Der Pfad sollte sich nicht von selbst ändern. Füge doch mal bitte:

:/var/www/domain.de/web

zu dem Pfad hinzu. Dann ptüfe, ob alles wieder geht und danach ändere nochmal das statistik Passwort und überprüfe, ob sich der Pfad geändert hat.


----------



## Germanius (9. März 2010)

Danke, funktioniert wieder!

Aber nun tritt der Fehler nicht mehr auf, wenn ich nochmal das Statistikpasswort ändere. Sehr seltsam, bin mir absolut sicher, dass ich nicht an irgendwelchen Pfaden rumgefummelt habe.


----------



## Till (9. März 2010)

Du hast vermutlich 3.0.1.6 vorher installiert gehabt? Die möglichkeit das open basedir zu setzen gibt es erst ab 3.0.2, es wurde da also beim setzen des stats Passwortes ein default eingertragen, da es das Feld ja vorher garnicht gab. Ich sehe mir das nochmal an, da im default der eine Pfad zu fehlen scheint.


----------



## Germanius (9. März 2010)

Ja, das würde es natürlich erklären. Dann fehlt der eine Pfad.

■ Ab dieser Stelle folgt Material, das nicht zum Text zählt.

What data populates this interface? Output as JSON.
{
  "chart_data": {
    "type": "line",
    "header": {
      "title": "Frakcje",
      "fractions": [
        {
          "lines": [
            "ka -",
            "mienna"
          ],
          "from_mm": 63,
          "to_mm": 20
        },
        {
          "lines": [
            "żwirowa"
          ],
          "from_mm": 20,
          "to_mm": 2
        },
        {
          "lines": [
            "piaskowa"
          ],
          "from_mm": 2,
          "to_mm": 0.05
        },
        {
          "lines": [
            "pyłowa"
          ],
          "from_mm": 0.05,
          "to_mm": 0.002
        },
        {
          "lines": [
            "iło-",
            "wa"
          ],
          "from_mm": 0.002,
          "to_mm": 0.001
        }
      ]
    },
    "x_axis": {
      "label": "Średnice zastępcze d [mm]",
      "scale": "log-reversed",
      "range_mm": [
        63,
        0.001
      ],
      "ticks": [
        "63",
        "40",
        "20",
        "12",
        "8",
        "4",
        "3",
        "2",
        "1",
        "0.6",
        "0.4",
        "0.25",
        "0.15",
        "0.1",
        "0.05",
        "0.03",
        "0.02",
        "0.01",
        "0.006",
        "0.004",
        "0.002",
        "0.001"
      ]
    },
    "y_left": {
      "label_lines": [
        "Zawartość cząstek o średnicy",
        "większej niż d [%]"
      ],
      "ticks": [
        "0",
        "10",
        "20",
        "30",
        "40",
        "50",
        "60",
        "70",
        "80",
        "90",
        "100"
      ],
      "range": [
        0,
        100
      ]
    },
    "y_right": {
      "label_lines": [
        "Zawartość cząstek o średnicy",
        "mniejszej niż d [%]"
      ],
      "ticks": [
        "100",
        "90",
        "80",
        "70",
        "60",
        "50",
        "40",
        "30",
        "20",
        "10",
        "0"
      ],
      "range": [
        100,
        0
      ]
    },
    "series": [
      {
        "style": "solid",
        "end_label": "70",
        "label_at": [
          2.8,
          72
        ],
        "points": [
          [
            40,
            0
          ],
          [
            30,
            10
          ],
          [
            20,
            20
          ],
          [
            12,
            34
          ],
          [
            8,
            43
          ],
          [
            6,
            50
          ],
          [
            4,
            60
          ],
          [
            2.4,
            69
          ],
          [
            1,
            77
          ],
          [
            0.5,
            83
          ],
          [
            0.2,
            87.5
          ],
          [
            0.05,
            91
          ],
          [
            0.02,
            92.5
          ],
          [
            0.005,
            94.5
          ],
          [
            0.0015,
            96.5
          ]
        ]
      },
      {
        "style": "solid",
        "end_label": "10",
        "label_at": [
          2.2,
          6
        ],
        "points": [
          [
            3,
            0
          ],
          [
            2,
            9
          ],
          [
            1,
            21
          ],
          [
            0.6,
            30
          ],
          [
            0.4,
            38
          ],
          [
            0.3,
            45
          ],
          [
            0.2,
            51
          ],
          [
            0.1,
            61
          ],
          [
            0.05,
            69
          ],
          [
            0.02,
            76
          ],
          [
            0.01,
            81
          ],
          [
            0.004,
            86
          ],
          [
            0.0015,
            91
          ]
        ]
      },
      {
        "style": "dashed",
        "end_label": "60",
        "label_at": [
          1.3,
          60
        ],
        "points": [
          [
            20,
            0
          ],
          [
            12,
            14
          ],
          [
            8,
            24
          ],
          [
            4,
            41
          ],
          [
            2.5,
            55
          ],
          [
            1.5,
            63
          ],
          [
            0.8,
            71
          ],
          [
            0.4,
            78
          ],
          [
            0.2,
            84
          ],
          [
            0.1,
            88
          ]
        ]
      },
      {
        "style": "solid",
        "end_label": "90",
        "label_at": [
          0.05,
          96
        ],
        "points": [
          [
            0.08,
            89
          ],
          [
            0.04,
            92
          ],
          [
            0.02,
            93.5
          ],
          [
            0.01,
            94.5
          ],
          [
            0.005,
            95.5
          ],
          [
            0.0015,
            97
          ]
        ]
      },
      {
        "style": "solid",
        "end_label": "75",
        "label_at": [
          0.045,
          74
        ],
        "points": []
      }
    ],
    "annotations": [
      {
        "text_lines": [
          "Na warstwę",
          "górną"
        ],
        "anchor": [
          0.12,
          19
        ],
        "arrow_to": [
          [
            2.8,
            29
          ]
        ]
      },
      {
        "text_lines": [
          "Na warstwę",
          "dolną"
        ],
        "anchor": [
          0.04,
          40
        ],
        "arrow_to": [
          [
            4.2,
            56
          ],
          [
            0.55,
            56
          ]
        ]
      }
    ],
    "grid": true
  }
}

Auf dem System habe ich die 3.0.1.6 installiert, dann auf die 3.0.2 beta geupdated und schließlich auf die RC1.


----------



## Germanius (9. März 2010)

Habe gerade auch noch festgestellt, dass beim Besitzer dieser Website alle Limits auf 0 gesetzt wurden.
Die Mastervorlage hat sich auf Custom geändert, obwohl ich vorher ein erstelltes Template genutzt habe.


----------